Франциск не отвечал, и, улыбнувшись собственному горю, бабушка переходила к повседневным делам. Уборка, глажка, перепалки с сестрами. Тряпка, пол, подоконник, окно. Эльвира Александровна не заметила, как в течение нескольких недель фактически переехала в палату. Женщина перевезла книги, фотографии, зубную щетку. Плед, полотенце, фен. Теперь она обживала территорию точно так же, как когда-то, много лет назад обживала полученную отцом квартиру. Бабушка постоянно что-то драила, чистила, делала перестановки, пытаясь подобрать лучшее для каждой вещи место.
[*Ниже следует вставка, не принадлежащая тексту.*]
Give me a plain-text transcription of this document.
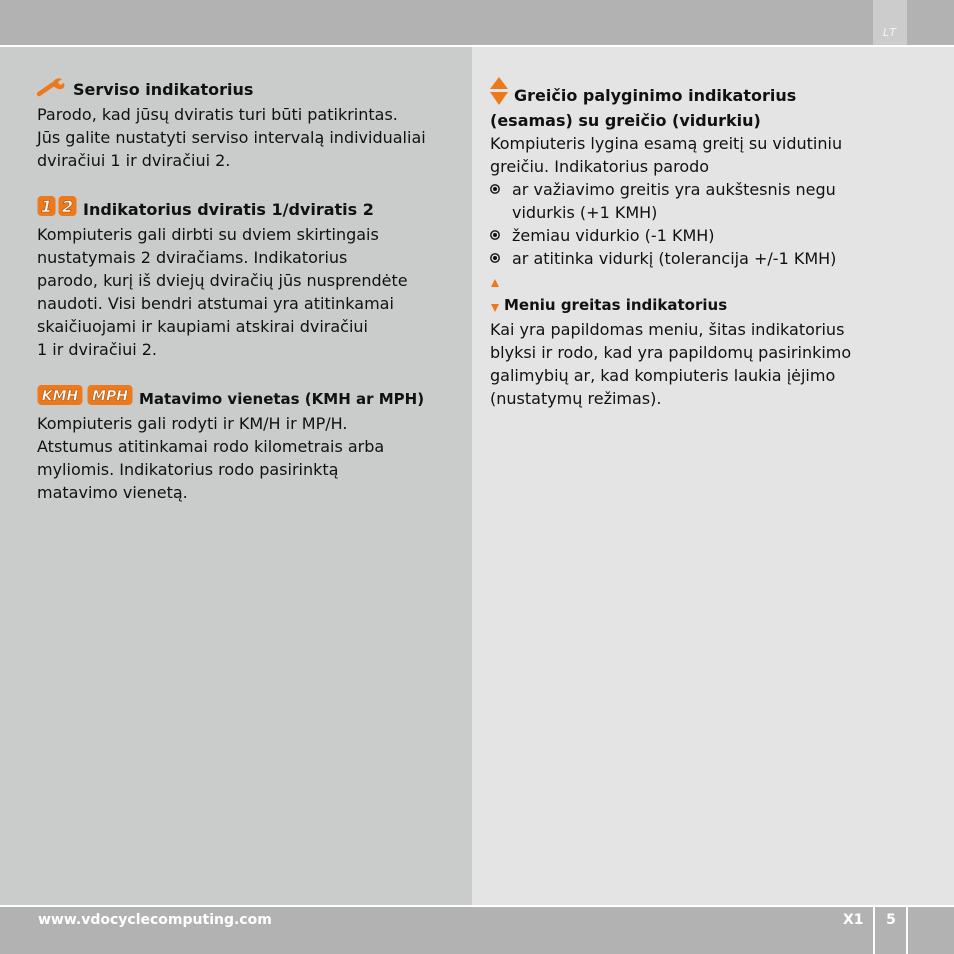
LT

Serviso indikatorius

Parodo, kad jūsų dviratis turi būti patikrintas.

Jūs galite nustatyti serviso intervalą individualiai

dviračiui 1 ir dviračiui 2.

1 2 Indikatorius dviratis 1/dviratis 2

Kompiuteris gali dirbti su dviem skirtingais

nustatymais 2 dviračiams. Indikatorius

parodo, kurį iš dviejų dviračių jūs nusprendėte

naudoti. Visi bendri atstumai yra atitinkamai

skaičiuojami ir kaupiami atskirai dviračiui

1 ir dviračiui 2.

KMH MPH Matavimo vienetas (KMH ar MPH)

Kompiuteris gali rodyti ir KM/H ir MP/H.

Atstumus atitinkamai rodo kilometrais arba

myliomis. Indikatorius rodo pasirinktą

matavimo vienetą.

Greičio palyginimo indikatorius

(esamas) su greičio (vidurkiu)

Kompiuteris lygina esamą greitį su vidutiniu

greičiu. Indikatorius parodo

ar važiavimo greitis yra aukštesnis negu

vidurkis (+1 KMH)

žemiau vidurkio (-1 KMH)

ar atitinka vidurkį (tolerancija +/-1 KMH)

Meniu greitas indikatorius

Kai yra papildomas meniu, šitas indikatorius

blyksi ir rodo, kad yra papildomų pasirinkimo

galimybių ar, kad kompiuteris laukia įėjimo

(nustatymų režimas).

www.vdocyclecomputing.com	X1	5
Казалось, она категорически не может сидеть на одном месте. Ей непременно хотелось действовать, улучшать, менять. Заменять, перемещать, мерить. Многие врачи стали ошибочно принимать бабушку Франциска за мать — дочь Эльвиры Александровны приходила все реже.
Закончив уборку, бабушка садилась рядом с Франциском и включала привезенный из дома магнитофон:
— Слушай, милый, слушай! Экзамены ты давно пропустил. Скорее всего, пропустишь и этот год, но чем больше будешь слушать сейчас, тем проще тебе будет потом. Все это не пройдет просто так! Ты обязательно вспомнишь! Лично у меня в этом нет никаких сомнений! А так как впереди у тебя много экзаменов, лучше, чтобы ты готовился уже сейчас!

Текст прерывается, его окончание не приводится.